Ticket #10502 (closed bug: invalid)

Opened 3 years ago

Last modified 3 years ago

attr should return an empty string, not undefined per DOM spec.

Reported by: rpflorence@… Owned by:
Priority: low Milestone: None
Component: attributes Version: 1.6.4
Keywords: Cc:
Blocking: Blocked by:

Description

Incorrect 1.6 behavior:  http://jsfiddle.net/rpflorence/PzRya/

Correct 1.5 behavior:  http://jsfiddle.net/rpflorence/PzRya/1/

Spec:  http://www.w3.org/TR/DOM-Level-2-Core/core.html#ID-666EE0F9

Returning an empty string is

  1. still falsey, so you can still if (attr),
  2. follows the spec, and
  3. is the previous behavior.

Change History

comment:1 follow-up: ↓ 2 Changed 3 years ago by timmywil

  • Priority changed from undecided to low
  • Resolution set to invalid
  • Status changed from new to closed
  • Component changed from unfiled to attributes

We are following spec exactly now actually. There is no title attribute on that element.

comment:2 in reply to: ↑ 1 Changed 3 years ago by rpflorence

Replying to timmywil:

We are following spec exactly now actually. There is no title attribute on that element.

Actually, now that I read the spec closer, it's impossible to "follow it exactly" because it isn't clear for this use case, where the attribute doesn't exist.

From the spec:

Return Value DOMString

The Attr value as a string, or the empty string if that attribute does not have a specified or default value."

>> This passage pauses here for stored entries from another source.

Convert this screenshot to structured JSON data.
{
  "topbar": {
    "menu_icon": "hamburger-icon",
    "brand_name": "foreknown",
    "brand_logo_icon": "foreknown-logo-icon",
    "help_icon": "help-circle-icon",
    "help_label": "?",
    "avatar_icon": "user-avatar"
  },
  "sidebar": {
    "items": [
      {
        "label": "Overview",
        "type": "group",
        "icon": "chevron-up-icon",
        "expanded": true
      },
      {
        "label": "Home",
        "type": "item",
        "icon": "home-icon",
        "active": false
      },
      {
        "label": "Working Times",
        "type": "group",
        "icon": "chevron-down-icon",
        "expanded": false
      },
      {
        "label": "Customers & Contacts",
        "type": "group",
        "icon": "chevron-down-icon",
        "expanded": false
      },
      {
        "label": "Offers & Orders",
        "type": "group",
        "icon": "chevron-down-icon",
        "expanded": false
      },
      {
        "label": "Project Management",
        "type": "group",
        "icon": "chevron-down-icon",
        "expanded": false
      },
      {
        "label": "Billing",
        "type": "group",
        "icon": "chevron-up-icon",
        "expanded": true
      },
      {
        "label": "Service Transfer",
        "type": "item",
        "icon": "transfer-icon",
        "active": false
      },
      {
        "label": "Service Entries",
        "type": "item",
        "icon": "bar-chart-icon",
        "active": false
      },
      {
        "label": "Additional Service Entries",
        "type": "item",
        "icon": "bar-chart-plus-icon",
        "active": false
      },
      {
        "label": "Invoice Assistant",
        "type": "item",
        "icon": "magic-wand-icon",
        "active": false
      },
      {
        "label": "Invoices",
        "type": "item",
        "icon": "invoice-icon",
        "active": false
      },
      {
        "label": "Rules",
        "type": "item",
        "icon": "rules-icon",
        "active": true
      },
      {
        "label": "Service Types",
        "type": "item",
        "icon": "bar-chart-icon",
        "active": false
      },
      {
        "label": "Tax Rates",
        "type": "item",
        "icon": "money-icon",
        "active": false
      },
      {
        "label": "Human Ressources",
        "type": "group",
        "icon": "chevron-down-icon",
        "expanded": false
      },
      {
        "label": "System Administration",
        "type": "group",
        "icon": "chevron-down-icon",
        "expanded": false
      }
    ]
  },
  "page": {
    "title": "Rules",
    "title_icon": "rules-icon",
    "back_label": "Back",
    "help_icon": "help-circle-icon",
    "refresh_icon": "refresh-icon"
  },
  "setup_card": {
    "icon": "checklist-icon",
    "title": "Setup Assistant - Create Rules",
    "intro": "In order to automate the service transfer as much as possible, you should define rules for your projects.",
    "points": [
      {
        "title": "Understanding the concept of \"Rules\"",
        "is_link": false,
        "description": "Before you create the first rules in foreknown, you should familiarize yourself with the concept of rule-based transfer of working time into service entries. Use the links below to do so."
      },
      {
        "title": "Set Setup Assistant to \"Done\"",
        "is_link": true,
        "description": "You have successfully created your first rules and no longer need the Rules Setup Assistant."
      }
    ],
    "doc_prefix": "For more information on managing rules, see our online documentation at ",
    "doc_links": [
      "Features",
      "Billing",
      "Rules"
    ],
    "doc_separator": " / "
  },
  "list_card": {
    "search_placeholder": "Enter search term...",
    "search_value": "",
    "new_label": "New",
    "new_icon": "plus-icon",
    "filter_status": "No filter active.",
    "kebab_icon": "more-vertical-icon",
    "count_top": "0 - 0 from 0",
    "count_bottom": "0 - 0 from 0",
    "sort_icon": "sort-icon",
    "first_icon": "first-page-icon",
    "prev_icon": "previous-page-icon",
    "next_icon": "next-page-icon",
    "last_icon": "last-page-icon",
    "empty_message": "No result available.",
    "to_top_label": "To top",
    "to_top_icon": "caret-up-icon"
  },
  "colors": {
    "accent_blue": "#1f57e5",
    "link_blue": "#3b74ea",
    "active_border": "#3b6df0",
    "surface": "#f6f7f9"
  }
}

I can respect the change to mimic the browsers' behavior, but claiming spec compliance isn't a valid reason for this API change. Returning an empty string is, in my opinion, more useful.

comment:3 Changed 3 years ago by dmethvin

To get an empty string you can use the property, available through .prop('title'). There is no title attribute in the markup so the browser is justifiably returning null for the .getAttribute('title') method call and therefore we are returning undefined.